In its third deal in less than 30 days, Canadian licensed producer Tilray (TLRY) on Tuesday announced a partnership with brand management company Authentic Brands Group.
Under the long-term revenue-sharing agreement, both the parties would together develop and distribute weed-based consumer products in regions where regulators have shown a green flag. The products are likely to hit Canada and the US by next year.
As part of the deal, Tilray will initially pay Authentic Brands $100 million. If certain regulatory or commercial targets are achieved, an additional payment of up to $250 million will be paid in cash and stock.
In return, Tilray will be entitled to receive up to 49% of the net revenue from the cannabis products and will have a guaranteed minimum payment of up to $10 million annually for 10 years.
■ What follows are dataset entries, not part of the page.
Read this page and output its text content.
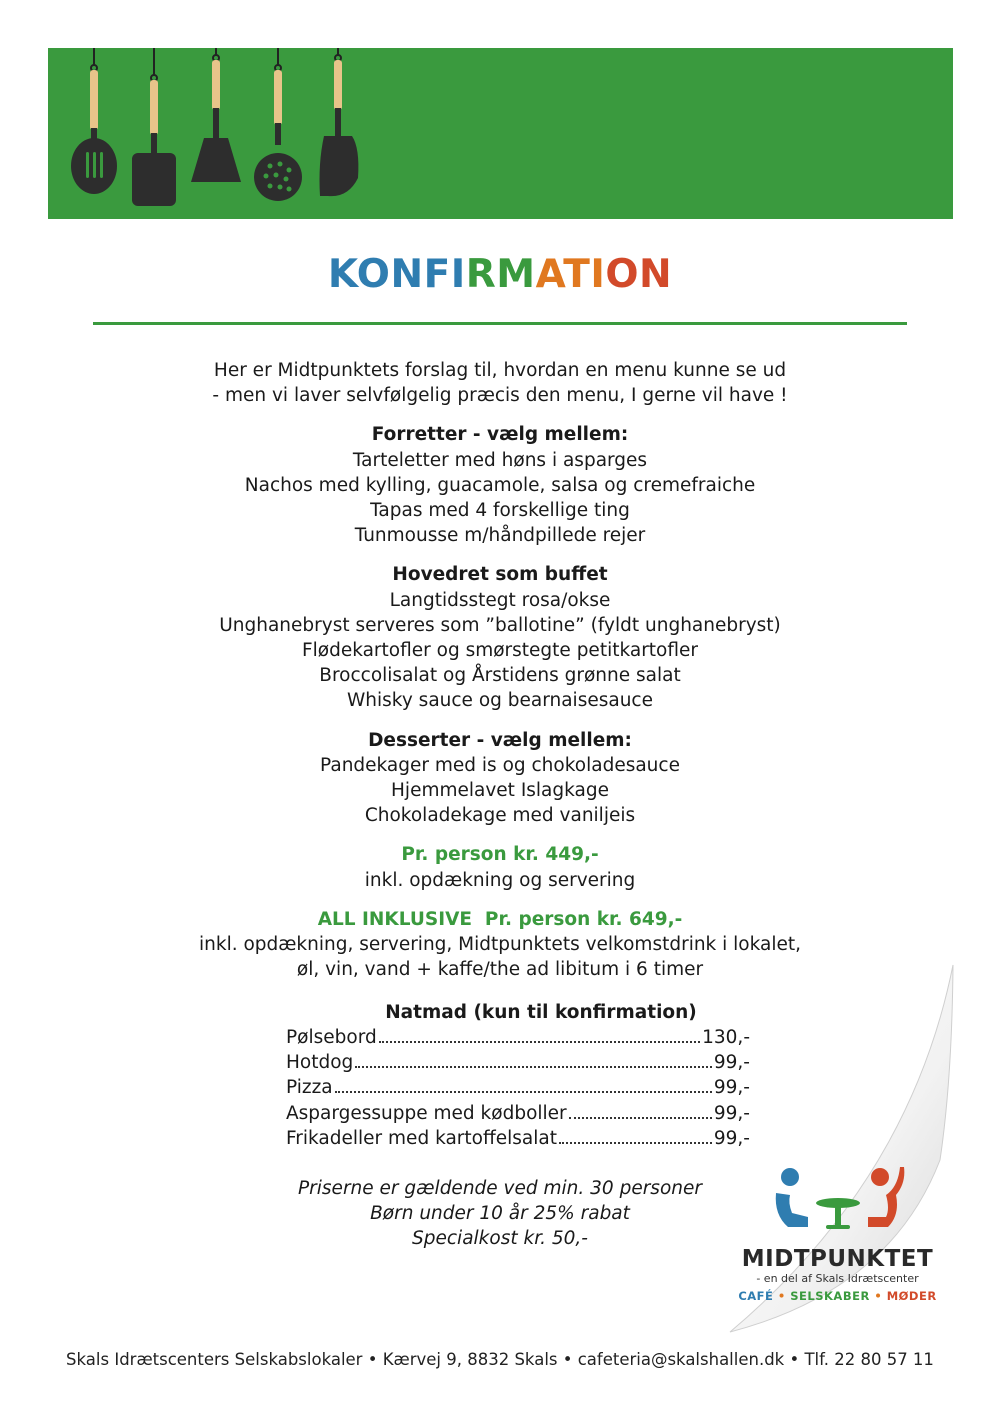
KONFIRMATION

Her er Midtpunktets forslag til, hvordan en menu kunne se ud

- men vi laver selvfølgelig præcis den menu, I gerne vil have !

Forretter - vælg mellem:

Tarteletter med høns i asparges

Nachos med kylling, guacamole, salsa og cremefraiche

Tapas med 4 forskellige ting

Tunmousse m/håndpillede rejer

Hovedret som buffet

Langtidsstegt rosa/okse

Unghanebryst serveres som ”ballotine” (fyldt unghanebryst)

Flødekartofler og smørstegte petitkartofler

Broccolisalat og Årstidens grønne salat

Whisky sauce og bearnaisesauce

Desserter - vælg mellem:

Pandekager med is og chokoladesauce

Hjemmelavet Islagkage

Chokoladekage med vaniljeis

Pr. person kr. 449,-

inkl. opdækning og servering

ALL INKLUSIVE  Pr. person kr. 649,-

inkl. opdækning, servering, Midtpunktets velkomstdrink i lokalet,

øl, vin, vand + kaffe/the ad libitum i 6 timer

Natmad (kun til konfirmation)

Pølsebord	130,-
Hotdog	99,-
Pizza	99,-
Aspargessuppe med kødboller	99,-
Frikadeller med kartoffelsalat	99,-

Priserne er gældende ved min. 30 personer

Børn under 10 år 25% rabat

Specialkost kr. 50,-

MIDTPUNKTET
- en del af Skals Idrætscenter
CAFÉ • SELSKABER • MØDER
Skals Idrætscenters Selskabslokaler • Kærvej 9, 8832 Skals • cafeteria@skalshallen.dk • Tlf. 22 80 57 11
Tilray shares jumped 2.45% during pre-market trading.
Authentic Brands, headquartered in New York City, boasts of a varied portfolio of lifestyle and entertainment brands including Nine West and Juicy Couture. It has over 4,600 branded stores across the globe.
The agreement comes barely a month after AB InBev (BUD), the maker of Budweiser beer, inked a $100 million deal with Tilray to study the production and distribution of non-alcoholic drinks infused with cannabis components. The joint venture, in its initial phase, is focused only in Canada.
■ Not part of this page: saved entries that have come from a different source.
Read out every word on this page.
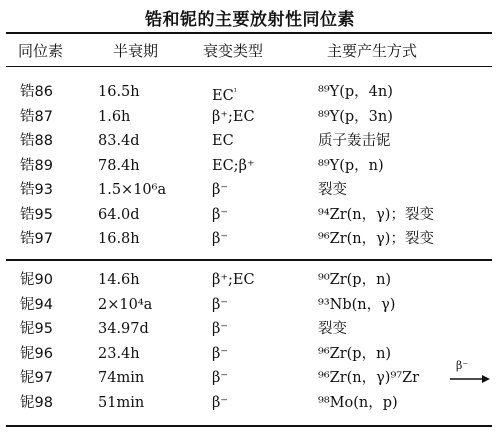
锆和铌的主要放射性同位素
同位素	半衰期	衰变类型	主要产生方式
锆86	16.5h	$EC^{^1}$	⁸⁹Y(p，4n)
锆87	1.6h	β⁺;EC	⁸⁹Y(p，3n)
锆88	83.4d	EC	质子轰击铌
锆89	78.4h	EC;β⁺	⁸⁹Y(p，n)
锆93	1.5×10⁶a	β⁻	裂变
锆95	64.0d	β⁻	⁹⁴Zr(n，γ)；裂变
锆97	16.8h	β⁻	⁹⁶Zr(n，γ)；裂变
铌90	14.6h	β⁺;EC	⁹⁰Zr(p，n)
铌94	2×10⁴a	β⁻	⁹³Nb(n，γ)
铌95	34.97d	β⁻	裂变
铌96	23.4h	β⁻	⁹⁶Zr(p，n)
铌97	74min	β⁻	⁹⁶Zr(n，γ)⁹⁷Zr
β⁻
铌98	51min	β⁻	⁹⁸Mo(n，p)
A couple of days before the deal with AB InBev, Tilray sealed another agreement with German company Sandoz, which is a subsidiary of Novartis (NVS). Under this agreement, the two companies would collaborate to make new medical marijuana products and co-brand some non-combustible products.
The marijuana industry may be a relative newbie in the stock markets, but that isn’t stopping it from going on a deal rampage. The legalization of recreational use of weed in Canada in October, as well as constructive discussions happening in the US and many other parts of the world, have given cannabis companies enough confidence to shake hands within and outside the industry.
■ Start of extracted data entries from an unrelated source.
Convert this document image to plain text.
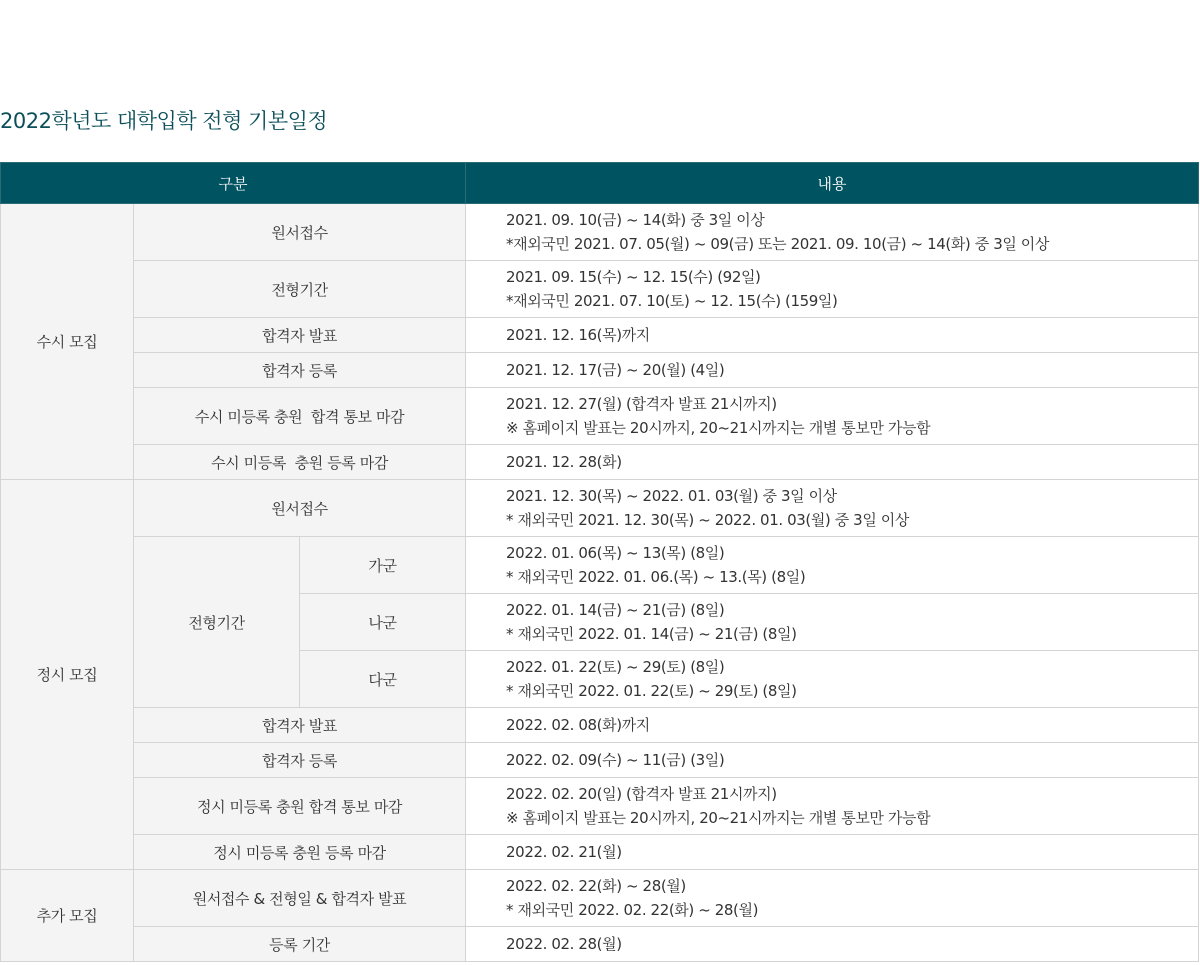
2022학년도 대학입학 전형 기본일정
구분			내용
수시 모집	원서접수		2021. 09. 10(금) ~ 14(화) 중 3일 이상
*재외국민 2021. 07. 05(월) ~ 09(금) 또는 2021. 09. 10(금) ~ 14(화) 중 3일 이상

	전형기간		2021. 09. 15(수) ~ 12. 15(수) (92일)
*재외국민 2021. 07. 10(토) ~ 12. 15(수) (159일)

	합격자 발표		2021. 12. 16(목)까지

	합격자 등록		2021. 12. 17(금) ~ 20(월) (4일)

	수시 미등록 충원  합격 통보 마감		2021. 12. 27(월) (합격자 발표 21시까지)
※ 홈페이지 발표는 20시까지, 20~21시까지는 개별 통보만 가능함

	수시 미등록  충원 등록 마감		2021. 12. 28(화)

정시 모집	원서접수		2021. 12. 30(목) ~ 2022. 01. 03(월) 중 3일 이상
* 재외국민 2021. 12. 30(목) ~ 2022. 01. 03(월) 중 3일 이상

	전형기간	가군	2022. 01. 06(목) ~ 13(목) (8일)
* 재외국민 2022. 01. 06.(목) ~ 13.(목) (8일)

		나군	2022. 01. 14(금) ~ 21(금) (8일)
* 재외국민 2022. 01. 14(금) ~ 21(금) (8일)

		다군	2022. 01. 22(토) ~ 29(토) (8일)
* 재외국민 2022. 01. 22(토) ~ 29(토) (8일)

	합격자 발표		2022. 02. 08(화)까지

	합격자 등록		2022. 02. 09(수) ~ 11(금) (3일)

	정시 미등록 충원 합격 통보 마감		2022. 02. 20(일) (합격자 발표 21시까지)
※ 홈페이지 발표는 20시까지, 20~21시까지는 개별 통보만 가능함

	정시 미등록 충원 등록 마감		2022. 02. 21(월)

추가 모집	원서접수 & 전형일 & 합격자 발표		2022. 02. 22(화) ~ 28(월)
* 재외국민 2022. 02. 22(화) ~ 28(월)

	등록 기간		2022. 02. 28(월)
In early December, rival weed firm Aurora Cannabis (ACB) announced that it was acquiring the sole Mexican importer THC products, Farmacias Magistrales. The deal opens up a Mexican market of 130 million population to Aurora. Value of the deal was not disclosed.
Separately, Altria Group (MO), the parent company of Phillip Morris International (PM), inked a deal in December with Cronos Group (CRON) to invest about $1.8 billion in the Toronto-based weed company. At the close of the deal, Altria’s holding in the company would increase to almost 45%.
Meanwhile, the maker of Corona beer, Constellation Brands (STZ), raised its stake in the largest medical marijuana company, Canopy Growth (CGC), from 10% to almost 38% in August with an additional investment of $4 billion. The deal was sealed on hopes that US regulators will sooner or later give a green signal to the sale of drinkable cannabis.